Douglas Brown

Personal information
- Full name: Douglas Richard Brown
- Born: 2 February 1972 (age 54) Jamaica
- Batting: Right-handed
- Bowling: Right-arm medium-fast

International information
- National side: Turks and Caicos Islands;

Domestic team information
- 2007/08: Turks and Caicos Islands

Career statistics
| Competition | Twenty20 |
| Matches | 1 |
| Runs scored | 4 |
| Batting average | 4.00 |
| 100s/50s | –/– |
| Top score | 4 |
| Balls bowled | – |
| Wickets | – |
| Bowling average | – |
| 5 wickets in innings | – |
| 10 wickets in match | – |
| Best bowling | – |
| Catches/stumpings | –/– |
- Source: Cricinfo, 8 March 2012

= Douglas Brown (cricketer) =

Jamaican-born cricketer

Douglas Richard Brown (born 23 February 1972) is a Jamaican-born cricketer who plays for the Turks and Caicos Islands. Brown is a right-handed batsman who bowls right-arm fast-medium.

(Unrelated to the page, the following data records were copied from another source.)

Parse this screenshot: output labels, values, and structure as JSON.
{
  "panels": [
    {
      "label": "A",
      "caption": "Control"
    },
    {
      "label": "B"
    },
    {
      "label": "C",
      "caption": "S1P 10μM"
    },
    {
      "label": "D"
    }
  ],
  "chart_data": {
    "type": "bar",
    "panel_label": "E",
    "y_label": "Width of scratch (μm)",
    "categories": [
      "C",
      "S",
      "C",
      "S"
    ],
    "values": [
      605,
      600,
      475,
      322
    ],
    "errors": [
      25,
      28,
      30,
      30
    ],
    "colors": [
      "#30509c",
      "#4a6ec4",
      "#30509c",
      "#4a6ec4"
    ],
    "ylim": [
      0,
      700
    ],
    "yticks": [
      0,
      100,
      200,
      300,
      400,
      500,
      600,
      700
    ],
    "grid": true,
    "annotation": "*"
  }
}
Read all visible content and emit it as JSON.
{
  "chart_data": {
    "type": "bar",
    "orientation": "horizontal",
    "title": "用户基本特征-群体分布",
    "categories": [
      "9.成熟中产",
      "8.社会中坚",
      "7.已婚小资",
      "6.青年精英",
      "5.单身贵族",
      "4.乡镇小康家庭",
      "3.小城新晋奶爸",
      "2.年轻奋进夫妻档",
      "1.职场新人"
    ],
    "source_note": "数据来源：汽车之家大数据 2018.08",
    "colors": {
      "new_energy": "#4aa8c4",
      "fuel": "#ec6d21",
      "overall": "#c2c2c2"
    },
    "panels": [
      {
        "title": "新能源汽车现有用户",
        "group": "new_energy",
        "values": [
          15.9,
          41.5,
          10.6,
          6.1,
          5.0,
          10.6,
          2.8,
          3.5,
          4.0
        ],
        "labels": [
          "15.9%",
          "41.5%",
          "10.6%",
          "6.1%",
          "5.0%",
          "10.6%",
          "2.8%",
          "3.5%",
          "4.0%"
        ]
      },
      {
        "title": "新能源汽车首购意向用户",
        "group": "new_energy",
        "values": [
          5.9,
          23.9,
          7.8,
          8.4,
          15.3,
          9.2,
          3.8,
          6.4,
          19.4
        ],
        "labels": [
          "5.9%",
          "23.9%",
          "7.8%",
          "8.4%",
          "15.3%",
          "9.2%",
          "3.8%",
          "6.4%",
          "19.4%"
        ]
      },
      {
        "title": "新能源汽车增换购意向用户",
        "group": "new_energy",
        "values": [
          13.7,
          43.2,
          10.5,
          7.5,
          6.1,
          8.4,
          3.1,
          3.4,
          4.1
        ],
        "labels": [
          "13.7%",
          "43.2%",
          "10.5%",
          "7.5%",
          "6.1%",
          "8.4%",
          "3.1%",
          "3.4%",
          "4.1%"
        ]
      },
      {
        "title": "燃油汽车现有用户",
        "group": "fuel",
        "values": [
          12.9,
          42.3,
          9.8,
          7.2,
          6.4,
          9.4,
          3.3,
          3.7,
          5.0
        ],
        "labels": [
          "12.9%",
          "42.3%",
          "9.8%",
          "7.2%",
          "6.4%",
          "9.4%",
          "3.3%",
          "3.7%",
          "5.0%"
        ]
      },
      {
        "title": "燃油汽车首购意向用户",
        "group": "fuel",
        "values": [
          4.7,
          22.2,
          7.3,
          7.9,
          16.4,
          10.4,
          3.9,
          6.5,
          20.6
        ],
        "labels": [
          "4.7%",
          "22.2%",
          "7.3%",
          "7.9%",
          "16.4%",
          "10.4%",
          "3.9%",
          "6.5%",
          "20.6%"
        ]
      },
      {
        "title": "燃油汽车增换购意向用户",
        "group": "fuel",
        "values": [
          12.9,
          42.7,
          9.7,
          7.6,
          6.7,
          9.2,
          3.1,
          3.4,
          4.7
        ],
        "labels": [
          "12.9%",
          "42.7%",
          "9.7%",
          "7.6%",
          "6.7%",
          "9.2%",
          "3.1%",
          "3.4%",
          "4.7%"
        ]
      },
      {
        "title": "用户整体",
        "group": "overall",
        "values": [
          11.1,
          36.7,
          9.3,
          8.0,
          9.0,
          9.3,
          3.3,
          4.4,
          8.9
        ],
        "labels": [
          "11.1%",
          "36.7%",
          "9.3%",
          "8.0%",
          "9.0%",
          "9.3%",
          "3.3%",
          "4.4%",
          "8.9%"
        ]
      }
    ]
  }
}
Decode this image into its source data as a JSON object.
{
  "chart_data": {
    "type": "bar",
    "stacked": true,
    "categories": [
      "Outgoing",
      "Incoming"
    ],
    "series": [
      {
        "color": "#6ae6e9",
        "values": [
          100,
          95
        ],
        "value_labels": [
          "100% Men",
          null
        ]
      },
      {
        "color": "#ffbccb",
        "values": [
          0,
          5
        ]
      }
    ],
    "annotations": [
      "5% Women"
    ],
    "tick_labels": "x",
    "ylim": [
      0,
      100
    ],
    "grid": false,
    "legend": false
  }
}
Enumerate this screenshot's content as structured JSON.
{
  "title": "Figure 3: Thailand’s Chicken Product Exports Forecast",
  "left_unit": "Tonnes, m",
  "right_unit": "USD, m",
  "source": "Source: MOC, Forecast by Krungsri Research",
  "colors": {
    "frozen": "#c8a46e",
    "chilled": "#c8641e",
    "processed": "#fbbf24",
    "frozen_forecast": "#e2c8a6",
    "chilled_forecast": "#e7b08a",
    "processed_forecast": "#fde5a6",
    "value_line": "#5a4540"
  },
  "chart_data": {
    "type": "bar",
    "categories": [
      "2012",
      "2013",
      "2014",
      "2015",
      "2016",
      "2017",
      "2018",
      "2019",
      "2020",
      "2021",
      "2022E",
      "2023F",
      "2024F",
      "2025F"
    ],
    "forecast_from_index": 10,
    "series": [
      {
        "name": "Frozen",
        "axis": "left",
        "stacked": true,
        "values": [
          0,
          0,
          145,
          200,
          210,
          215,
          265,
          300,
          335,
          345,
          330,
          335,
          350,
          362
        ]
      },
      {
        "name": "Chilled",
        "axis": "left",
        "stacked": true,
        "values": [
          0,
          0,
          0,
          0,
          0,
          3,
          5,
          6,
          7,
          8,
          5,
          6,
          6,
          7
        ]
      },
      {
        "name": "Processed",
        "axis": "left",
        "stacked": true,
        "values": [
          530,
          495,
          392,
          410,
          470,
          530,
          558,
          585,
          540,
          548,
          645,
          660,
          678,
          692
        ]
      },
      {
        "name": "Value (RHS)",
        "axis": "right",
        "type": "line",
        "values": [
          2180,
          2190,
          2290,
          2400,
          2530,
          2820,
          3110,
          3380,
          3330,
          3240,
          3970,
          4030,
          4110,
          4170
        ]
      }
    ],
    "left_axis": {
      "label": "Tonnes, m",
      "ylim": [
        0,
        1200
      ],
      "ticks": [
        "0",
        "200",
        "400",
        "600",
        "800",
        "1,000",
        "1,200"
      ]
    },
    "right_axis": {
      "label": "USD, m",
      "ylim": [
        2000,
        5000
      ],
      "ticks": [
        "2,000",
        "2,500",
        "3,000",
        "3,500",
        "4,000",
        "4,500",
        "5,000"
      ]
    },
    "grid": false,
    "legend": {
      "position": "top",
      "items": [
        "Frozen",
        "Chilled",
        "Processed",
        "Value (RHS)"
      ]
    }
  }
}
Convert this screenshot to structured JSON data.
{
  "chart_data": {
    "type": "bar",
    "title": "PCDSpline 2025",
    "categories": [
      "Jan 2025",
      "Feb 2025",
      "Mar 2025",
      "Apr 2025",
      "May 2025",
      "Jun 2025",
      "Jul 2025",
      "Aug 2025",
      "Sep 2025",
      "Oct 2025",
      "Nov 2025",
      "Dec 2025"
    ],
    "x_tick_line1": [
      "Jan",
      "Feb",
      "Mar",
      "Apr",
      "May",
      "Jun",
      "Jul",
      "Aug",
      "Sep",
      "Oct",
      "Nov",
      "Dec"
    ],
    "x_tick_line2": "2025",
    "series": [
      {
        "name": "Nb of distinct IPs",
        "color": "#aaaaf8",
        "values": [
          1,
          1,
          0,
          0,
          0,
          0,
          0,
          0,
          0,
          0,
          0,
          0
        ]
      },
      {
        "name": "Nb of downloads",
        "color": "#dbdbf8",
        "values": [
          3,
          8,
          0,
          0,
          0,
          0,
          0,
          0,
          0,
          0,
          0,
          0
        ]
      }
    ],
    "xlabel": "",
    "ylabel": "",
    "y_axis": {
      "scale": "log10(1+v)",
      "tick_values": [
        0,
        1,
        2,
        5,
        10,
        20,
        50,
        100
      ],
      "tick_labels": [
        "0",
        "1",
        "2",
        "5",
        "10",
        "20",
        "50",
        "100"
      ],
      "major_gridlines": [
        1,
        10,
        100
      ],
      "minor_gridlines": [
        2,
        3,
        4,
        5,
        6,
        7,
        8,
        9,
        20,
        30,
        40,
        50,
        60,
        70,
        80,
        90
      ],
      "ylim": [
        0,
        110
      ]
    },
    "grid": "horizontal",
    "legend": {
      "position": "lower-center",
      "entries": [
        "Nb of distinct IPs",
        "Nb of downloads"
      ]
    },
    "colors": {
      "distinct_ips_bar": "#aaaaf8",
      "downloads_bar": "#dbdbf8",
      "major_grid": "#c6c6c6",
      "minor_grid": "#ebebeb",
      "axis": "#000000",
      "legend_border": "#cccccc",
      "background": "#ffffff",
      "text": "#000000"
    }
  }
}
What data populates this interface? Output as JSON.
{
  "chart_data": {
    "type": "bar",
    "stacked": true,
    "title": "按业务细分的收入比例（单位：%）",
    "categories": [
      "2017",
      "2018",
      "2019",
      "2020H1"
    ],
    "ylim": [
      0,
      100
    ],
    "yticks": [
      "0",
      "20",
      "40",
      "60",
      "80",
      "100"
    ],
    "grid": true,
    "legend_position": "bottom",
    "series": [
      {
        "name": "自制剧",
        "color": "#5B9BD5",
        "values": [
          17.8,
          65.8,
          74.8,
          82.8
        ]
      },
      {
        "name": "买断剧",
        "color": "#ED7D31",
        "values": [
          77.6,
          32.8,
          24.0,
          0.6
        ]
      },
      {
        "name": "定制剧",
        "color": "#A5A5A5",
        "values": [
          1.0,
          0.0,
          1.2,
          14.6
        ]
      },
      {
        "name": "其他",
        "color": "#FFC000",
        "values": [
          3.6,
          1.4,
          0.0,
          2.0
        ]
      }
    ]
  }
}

Brown played a single Twenty20 match for the Turks and Caicos Islands against Montserrat in the 2008 Stanford 20/20 at the Stanford Cricket Ground. He was run out for 4 runs in this match by Lionel Baker, with the Turks and Caicos Islands making just 67 runs in their twenty overs. Montserrat went on to win the match by 9 wickets.